APPROVATO ALLA CAMERA IL COSI’ DETTO ‘TAGLIO DEI VITALIZI’ PER GLI EX DEPUTATI. ESULTA IL POPOLO DEI 5 STELLE. MA VEDIAMO IN CHE CONSISTE IL PROVVEDIMENTO, AL NETTO DEI CONTRIBUTI…DELLA PROPAGANDA

| 12 Luglio 2018 | 0 Comments

di Giuseppe Puppo______Questo pomeriggio l’ufficio di presidenza della Camera dei Deputati (nella foto) ha dato il via libera alla delibera che taglia i vitalizi degli ex deputati, ricalcolandoli sulla base del metodo contributivo.

L’organismo è formato dal presidente e dai quattro vicepresidenti; dai tre deputati questori e dai dieci deputati segretari.

Il provvedimento è stato votato da M5s, Lega, Pd e Fdi. I deputati di Forza Italia si sono astenuti.

Nonostante, dal loro punto di vista giustamente, i Pentastellati stiano festeggiando in questi momenti in vario modo, parlando addirittura di “momento fatidico”, di “giornata storica, di “regalo agli Italiani”, e ascrivendo tutto a loro merito, si tratta di una misura parziale, limitata e frammentaria.

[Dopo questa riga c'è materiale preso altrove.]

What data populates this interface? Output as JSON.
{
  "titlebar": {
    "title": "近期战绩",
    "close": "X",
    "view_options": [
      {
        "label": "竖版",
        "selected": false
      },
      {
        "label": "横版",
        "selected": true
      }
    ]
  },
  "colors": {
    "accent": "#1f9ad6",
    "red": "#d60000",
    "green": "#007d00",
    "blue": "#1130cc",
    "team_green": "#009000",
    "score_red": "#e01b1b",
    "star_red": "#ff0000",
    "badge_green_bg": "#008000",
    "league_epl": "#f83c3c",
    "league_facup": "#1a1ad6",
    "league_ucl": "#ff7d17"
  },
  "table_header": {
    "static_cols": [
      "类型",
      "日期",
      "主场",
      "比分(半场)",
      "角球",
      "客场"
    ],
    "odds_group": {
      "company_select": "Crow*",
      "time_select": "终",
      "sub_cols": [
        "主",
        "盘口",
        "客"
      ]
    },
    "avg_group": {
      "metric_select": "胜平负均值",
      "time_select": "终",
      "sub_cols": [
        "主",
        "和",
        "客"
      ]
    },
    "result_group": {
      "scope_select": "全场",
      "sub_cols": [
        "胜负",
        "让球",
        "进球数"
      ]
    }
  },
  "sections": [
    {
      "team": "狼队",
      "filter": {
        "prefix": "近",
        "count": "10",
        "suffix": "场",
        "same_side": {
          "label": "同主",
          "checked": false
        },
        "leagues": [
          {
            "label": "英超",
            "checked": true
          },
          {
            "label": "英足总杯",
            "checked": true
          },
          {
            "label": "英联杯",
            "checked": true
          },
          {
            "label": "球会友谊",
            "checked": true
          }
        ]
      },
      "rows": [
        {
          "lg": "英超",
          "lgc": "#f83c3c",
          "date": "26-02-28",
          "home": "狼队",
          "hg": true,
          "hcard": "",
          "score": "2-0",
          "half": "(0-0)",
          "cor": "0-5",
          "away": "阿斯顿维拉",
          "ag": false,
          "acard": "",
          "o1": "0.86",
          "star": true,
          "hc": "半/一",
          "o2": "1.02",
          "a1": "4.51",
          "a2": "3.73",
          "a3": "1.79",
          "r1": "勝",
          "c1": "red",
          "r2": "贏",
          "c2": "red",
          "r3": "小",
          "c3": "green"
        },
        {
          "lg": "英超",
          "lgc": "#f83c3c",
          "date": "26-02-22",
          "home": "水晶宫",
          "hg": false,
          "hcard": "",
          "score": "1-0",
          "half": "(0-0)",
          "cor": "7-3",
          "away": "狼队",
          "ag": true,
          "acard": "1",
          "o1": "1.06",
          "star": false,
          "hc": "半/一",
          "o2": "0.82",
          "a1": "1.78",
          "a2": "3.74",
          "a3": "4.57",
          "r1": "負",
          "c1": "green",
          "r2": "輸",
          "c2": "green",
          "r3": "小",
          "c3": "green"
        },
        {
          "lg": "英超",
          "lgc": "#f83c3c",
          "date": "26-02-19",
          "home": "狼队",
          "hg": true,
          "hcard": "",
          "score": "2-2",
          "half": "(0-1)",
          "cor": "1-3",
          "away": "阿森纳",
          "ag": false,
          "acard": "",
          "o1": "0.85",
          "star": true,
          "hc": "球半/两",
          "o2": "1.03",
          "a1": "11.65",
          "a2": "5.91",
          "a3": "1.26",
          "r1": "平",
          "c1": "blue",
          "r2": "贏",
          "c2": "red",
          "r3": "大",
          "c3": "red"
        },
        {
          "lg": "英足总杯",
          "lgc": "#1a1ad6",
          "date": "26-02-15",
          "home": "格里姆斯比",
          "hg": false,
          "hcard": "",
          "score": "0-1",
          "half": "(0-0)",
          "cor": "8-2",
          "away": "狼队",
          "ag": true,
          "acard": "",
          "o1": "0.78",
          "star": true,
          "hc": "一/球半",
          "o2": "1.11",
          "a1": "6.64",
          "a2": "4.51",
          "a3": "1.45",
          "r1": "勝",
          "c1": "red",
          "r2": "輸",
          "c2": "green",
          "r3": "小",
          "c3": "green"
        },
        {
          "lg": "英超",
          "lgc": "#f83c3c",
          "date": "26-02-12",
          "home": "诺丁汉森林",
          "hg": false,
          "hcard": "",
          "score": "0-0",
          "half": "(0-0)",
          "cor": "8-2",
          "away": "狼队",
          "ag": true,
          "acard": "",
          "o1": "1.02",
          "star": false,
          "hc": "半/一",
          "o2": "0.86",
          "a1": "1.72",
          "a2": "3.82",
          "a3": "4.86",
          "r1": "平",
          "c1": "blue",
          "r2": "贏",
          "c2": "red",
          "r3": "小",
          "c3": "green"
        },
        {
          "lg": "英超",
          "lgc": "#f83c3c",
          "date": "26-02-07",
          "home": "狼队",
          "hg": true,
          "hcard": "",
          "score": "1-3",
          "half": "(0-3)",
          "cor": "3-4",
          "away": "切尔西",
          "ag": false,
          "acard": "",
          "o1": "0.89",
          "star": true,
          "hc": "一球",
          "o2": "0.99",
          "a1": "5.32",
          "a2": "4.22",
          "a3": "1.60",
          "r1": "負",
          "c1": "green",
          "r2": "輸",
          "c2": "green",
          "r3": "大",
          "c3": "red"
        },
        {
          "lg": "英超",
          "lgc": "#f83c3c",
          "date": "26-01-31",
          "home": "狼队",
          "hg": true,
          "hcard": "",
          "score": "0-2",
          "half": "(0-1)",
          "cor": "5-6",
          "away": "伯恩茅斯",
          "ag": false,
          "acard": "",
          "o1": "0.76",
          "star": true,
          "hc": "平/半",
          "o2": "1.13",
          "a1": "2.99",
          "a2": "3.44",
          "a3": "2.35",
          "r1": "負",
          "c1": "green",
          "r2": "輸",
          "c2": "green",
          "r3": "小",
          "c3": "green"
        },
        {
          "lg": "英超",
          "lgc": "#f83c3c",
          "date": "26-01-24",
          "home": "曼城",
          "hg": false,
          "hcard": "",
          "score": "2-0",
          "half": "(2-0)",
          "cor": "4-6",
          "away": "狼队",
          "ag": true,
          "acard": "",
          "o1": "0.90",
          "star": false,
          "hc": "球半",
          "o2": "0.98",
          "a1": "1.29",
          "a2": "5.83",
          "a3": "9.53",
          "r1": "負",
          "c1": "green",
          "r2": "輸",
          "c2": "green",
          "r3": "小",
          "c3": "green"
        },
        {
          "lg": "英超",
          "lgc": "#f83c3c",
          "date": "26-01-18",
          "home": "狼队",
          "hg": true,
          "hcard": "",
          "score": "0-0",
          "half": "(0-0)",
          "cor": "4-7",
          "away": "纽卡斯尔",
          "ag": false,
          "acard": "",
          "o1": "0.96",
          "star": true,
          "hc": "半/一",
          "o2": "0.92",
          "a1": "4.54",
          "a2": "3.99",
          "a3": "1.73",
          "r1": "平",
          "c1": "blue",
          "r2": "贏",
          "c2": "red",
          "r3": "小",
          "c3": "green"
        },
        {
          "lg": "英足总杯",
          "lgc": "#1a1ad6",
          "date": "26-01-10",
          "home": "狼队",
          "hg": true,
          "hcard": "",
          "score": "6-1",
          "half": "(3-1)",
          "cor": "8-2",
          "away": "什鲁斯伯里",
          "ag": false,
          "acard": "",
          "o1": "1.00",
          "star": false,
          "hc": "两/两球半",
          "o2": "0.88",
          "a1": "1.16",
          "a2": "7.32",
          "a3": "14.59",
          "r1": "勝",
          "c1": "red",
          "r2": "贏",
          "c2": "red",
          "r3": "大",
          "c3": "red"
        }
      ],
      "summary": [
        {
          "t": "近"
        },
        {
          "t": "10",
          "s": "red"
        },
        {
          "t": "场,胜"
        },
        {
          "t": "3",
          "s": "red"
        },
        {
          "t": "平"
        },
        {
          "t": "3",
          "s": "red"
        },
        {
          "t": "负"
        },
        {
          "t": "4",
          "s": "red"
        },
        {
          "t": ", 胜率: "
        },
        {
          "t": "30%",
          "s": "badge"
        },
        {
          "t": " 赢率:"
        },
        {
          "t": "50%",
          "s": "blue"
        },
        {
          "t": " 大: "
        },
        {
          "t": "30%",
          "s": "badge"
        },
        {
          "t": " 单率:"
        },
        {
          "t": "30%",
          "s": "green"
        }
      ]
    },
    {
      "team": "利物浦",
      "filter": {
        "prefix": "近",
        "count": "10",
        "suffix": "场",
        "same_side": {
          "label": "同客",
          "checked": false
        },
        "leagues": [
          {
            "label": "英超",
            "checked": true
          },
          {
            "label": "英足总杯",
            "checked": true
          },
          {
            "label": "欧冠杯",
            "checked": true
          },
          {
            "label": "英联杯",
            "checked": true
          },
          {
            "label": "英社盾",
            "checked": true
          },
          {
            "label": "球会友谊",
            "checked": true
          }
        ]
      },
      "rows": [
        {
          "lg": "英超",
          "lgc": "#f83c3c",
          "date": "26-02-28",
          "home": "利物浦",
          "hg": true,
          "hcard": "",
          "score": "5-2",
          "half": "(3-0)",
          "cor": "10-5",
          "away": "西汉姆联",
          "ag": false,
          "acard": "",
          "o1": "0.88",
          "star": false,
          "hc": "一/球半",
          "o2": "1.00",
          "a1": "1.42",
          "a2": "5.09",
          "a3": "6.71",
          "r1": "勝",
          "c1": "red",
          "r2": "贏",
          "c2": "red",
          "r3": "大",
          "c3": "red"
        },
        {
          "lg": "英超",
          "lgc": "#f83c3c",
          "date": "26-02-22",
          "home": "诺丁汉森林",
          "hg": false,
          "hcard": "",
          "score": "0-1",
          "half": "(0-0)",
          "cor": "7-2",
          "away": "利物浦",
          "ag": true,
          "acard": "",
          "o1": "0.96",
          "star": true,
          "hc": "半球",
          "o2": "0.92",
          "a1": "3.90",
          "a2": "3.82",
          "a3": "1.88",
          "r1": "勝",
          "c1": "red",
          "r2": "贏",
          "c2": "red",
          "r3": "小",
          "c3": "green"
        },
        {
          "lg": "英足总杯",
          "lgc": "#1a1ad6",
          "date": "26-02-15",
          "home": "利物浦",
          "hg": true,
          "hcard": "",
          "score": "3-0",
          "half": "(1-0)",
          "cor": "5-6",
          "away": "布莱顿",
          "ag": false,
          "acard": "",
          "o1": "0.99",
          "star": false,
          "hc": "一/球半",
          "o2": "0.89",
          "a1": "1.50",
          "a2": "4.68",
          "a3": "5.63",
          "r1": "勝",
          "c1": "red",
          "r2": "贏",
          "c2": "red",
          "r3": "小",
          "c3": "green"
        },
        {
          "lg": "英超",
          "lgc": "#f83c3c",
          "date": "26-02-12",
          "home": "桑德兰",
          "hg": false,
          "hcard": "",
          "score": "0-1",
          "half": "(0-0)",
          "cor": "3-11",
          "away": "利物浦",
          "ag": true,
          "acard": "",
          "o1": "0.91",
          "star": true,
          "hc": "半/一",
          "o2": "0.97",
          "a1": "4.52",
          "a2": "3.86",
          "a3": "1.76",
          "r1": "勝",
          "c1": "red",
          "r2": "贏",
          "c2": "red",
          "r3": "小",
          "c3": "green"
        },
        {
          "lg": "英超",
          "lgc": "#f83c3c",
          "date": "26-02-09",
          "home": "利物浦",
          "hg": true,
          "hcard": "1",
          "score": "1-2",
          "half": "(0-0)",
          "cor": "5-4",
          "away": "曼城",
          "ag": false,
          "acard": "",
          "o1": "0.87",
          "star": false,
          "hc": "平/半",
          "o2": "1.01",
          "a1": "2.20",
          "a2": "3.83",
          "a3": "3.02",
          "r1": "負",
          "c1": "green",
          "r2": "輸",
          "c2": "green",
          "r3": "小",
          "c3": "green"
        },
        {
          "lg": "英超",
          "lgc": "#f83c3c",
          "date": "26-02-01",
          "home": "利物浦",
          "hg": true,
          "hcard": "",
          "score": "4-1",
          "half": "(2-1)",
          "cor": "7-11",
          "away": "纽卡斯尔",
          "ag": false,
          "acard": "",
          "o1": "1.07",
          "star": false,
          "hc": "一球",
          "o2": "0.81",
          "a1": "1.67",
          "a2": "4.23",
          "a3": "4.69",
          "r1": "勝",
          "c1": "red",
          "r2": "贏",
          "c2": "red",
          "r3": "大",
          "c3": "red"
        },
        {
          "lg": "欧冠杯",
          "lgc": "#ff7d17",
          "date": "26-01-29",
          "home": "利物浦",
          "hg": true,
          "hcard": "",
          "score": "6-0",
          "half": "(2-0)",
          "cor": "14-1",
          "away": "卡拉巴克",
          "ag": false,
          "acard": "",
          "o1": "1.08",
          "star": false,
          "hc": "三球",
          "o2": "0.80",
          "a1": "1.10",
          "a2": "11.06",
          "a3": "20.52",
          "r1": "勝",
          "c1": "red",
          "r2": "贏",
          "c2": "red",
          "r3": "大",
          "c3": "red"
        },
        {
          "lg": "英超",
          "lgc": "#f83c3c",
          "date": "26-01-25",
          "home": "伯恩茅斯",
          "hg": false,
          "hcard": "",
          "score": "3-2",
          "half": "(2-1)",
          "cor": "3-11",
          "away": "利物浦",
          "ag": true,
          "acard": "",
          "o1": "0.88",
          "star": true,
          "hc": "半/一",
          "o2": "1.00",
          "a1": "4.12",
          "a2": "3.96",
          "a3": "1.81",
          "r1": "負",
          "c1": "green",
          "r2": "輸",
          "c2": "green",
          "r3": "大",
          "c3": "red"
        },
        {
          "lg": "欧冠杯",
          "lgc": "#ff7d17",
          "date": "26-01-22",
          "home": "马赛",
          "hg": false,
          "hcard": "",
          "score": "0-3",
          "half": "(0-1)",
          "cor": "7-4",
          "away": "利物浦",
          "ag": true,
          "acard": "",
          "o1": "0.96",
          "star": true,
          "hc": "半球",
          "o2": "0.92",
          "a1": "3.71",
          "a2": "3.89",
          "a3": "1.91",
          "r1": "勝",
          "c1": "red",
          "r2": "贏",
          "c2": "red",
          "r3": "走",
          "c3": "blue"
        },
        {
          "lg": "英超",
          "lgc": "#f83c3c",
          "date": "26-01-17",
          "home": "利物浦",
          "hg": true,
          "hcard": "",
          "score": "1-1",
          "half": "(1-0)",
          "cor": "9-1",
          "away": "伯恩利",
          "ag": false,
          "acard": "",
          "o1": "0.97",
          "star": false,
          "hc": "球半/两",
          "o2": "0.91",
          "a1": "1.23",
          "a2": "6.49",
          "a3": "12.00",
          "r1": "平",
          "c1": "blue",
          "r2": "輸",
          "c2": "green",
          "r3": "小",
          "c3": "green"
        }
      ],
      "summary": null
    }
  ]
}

Doveva essere approvata, in misura anche più chiara, la scorsa legislatura, ma ci fu il dietrofront del Pd, non si è mai capito se tecnico, o politico, ma di sicuro autolesionista: poi fanno i dibattiti sul perché hanno perso le elezioni.

Il M5S è però bravissimo a fare propaganda.

Lasciamo stare tutto quanto il resto il governo (non) ha fatto  finora.

Certo non è  però con il così detto ‘taglio dei vitalizi’ che si sostiene e si qualifica l’ azione di un gverno e di una maggioranza.

Intendiamoci: è una misura giusta e legittima. Sacrosanta. Ma non è certo la rivoluzione. Un segnale, flebile, di cambiamento.

Però adottatta male. E’ solo un primo passo, fine, per ora, per lo più, a sè stesso.

Senza una misura nazionale organica e unitaria.

Non riguarda i Senatori.

Non riguarda i consiglieri regionali.

Si presta a tutta un serie di ricorsi dei penalizzati già annunciati.

Non è affiancata, nè sostenuta, da misure di redistribuzione del reddito a favore dei poveri.

E’ stato calcolato, come detto in queste ore, che comporterà un risparmio di 40 milioni di euro l’ anno per le Casse dello Stato.

Ma, per esempio, che gli ex deputati guadagneranno di meno non tocca gli invalidi civili al 100%, che continueranno vergognosamente a prendere 290 euro al mese, e sai quanto importa a tutti questi nostri sfortunati e penalizzati fratelli italiani se i vecchi politici subiranno una sforbiciata dalle loro pensioni, comunque di migliaia di euro.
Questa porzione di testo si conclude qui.